Mortalidade. Mais de 600 óbitos diários dão conta das empresas funerárias

Desde morgues cheias a cemitérios encerrados. A mais alta taxa de mortalidade que o país já viveu.

Portugal está a assistir a uma mortalidade diária jamais vista. Desde o dia 5 de janeiro que morrem no país mais de 500 pessoas por dia e desde o dia 10 que morrem mais de 600. Entre 2009 e 2020, para o mesmo período, esse número esteve sempre entre os 300 e os 400. As funerárias não têm mãos a medir e pedem ajuda para que se consiga preservar os cadáveres com dignidade. Os hospitais estão sem capacidade frigorífica para guardar os corpos e há cemitérios fechados a partir das 13h e aos fins de semana. Carlos Almeida, presidente da Associação Nacional de Empresas Lutuosas (ANEL), confessa ao i estar “saturado de cada um ser dono do seu quintal”.

Perante um aumento exponencial do número de infetados por covid-19, Portugal assistiu também a um aumento exponencial no número de óbitos – não só devido à doença, mas pelas condições em que se encontram os hospitais e pela rutura completa da sua organização. Existem cadáveres a permanecer nos hospitais mais tempo do que o normal e improvisam-se salas frigoríficas onde se colocam os equipamentos de ar condicionado com a mínima temperatura possível. O que se pode fazer para dar a volta a esta situação? A sugestão principal do presidente da ANEL é que se proíba a “passagem dos funerais pelos locais de culto ou centros funerários para realização de exéquias, vigílias ou velórios”. O que acontece é que, quando são feitas as cerimónias descritas, o corpo tem de ficar no hospital a aguardar e não pode ir para câmaras frigoríficas nos cemitérios, visto que não faz sentido aguardarem a cremação no cemitério, irem para os locais mencionados para as cerimónias fúnebres e voltarem novamente para o cemitério. Se estas cerimónias fossem suspensas, os corpos poderiam aguardar a cremação nas câmaras frigoríficas dos cemitérios, aliviando assim a quantidade de cadáveres que estão a entupir os hospitais. É verdade que as empresas funerárias também têm as suas próprias câmaras frigoríficas, mas na sua maioria “são apenas duas ou três”, não sendo por isso possível que conservem a quantidade de corpos que é atualmente observável.

Carlos Almeida conta que a média atual de tempo de espera para realizar uma cremação em Lisboa é de 72 horas, mas que ontem teve conhecimento de um óbito que ocorreu no Hospital de São José cuja cremação só decorrerá na próxima sexta-feira. O corpo ficará em espera no hospital durante quatro dias. André Silva, técnico de uma empresa funerária, conta ao i que está com uma espera de quase uma semana para cremações: “Houve um senhor que morreu no domingo e só vai ter cremação no próximo sábado. Obviamente que isto afeta muito mais as famílias, que não conseguem fazer o seu luto, do que as próprias funerárias”.

Parece não existir uma coordenação entre hospitais, funerárias e cemitérios. De acordo com o presidente da ANEL, existem cemitérios, “nomeadamente o da Câmara Municipal de Loures”, que está fechado aos fins de semana. Carlos Almeida mostra-se indignado, sugerindo que as entidades gestoras dos cemitérios se dediquem “à cultura do mirtilo e da framboesa no Alentejo porque não percebem nada disto que estão a gerir”. Também os cemitérios do Monte da Caparica e de Vilã Chã – ambos no distrito de Setúbal – se encontram com restrições horárias. O primeiro fecha diariamente às 13 horas, tendo o segundo adotado este método aos fins de semana. Face a isto, o responsável questiona: “Onde é que nós andamos? Queremos fazer funerais e bloqueiam-nos? Os hospitais estão a abarrotar de cadáveres e boicotam-nos?”

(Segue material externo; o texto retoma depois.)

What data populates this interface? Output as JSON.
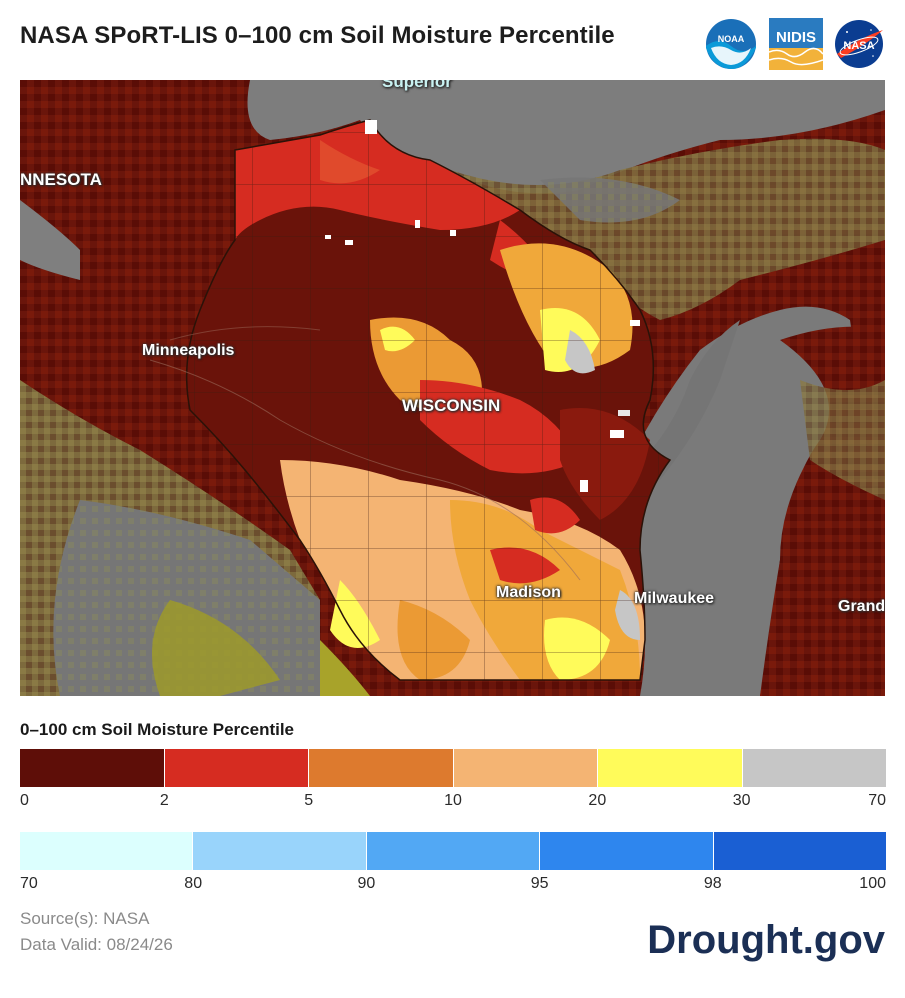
{
  "title": "NASA SPoRT-LIS 0–100 cm Soil Moisture Percentile",
  "logos": {
    "noaa_text": "NOAA",
    "nidis_text": "NIDIS",
    "nasa_text": "NASA"
  },
  "map": {
    "labels": {
      "superior": "Superior",
      "minnesota": "NNESOTA",
      "minneapolis": "Minneapolis",
      "wisconsin": "WISCONSIN",
      "madison": "Madison",
      "milwaukee": "Milwaukee",
      "grand": "Grand"
    }
  },
  "legend": {
    "title": "0–100 cm Soil Moisture Percentile",
    "dry": {
      "colors": [
        "#5e0e08",
        "#d62c21",
        "#dd7a2e",
        "#f4b473",
        "#fffb5a",
        "#c6c6c6"
      ],
      "ticks": [
        "0",
        "2",
        "5",
        "10",
        "20",
        "30",
        "70"
      ]
    },
    "wet": {
      "colors": [
        "#dcfffe",
        "#99d4fb",
        "#52a8f4",
        "#2e86ee",
        "#1a5fd3"
      ],
      "ticks": [
        "70",
        "80",
        "90",
        "95",
        "98",
        "100"
      ]
    }
  },
  "source": "Source(s): NASA",
  "valid": "Data Valid: 08/24/26",
  "brand": "Drought.gov"
}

O técnico da funerária que se encontra em frente ao Centro Hospitalar Barreiro Montijo (CHBM) afirma que a situação “está complicada”. Neste momento tem três cremações e uma inumação em espera. O que antes demorava cerca de 24 horas ocupa-lhe hoje quatro dias, no mínimo, se estivermos a falar de cremações. Esse é o serviço mais requisitado pela maioria dos familiares. André Silva conta que o CHBM se viu obrigado a pedir um segundo contentor frigorífico para que existissem condições para preservar os corpos.

Tanto André Silva como Carlos Almeida apelam à consciência individual na hora de fazer as despedidas. Devido à experiência, compreendem a frustração que pode ser para a família “não ver o corpo na altura do adeus”, explica André Silva. Mas no momento pandémico que estamos a viver, é essencial que haja sensibilidade para os perigos que acarreta uma cerimónia fúnebre e, por isso, deixam um apelo: “Temos de simplificar as cerimónias”.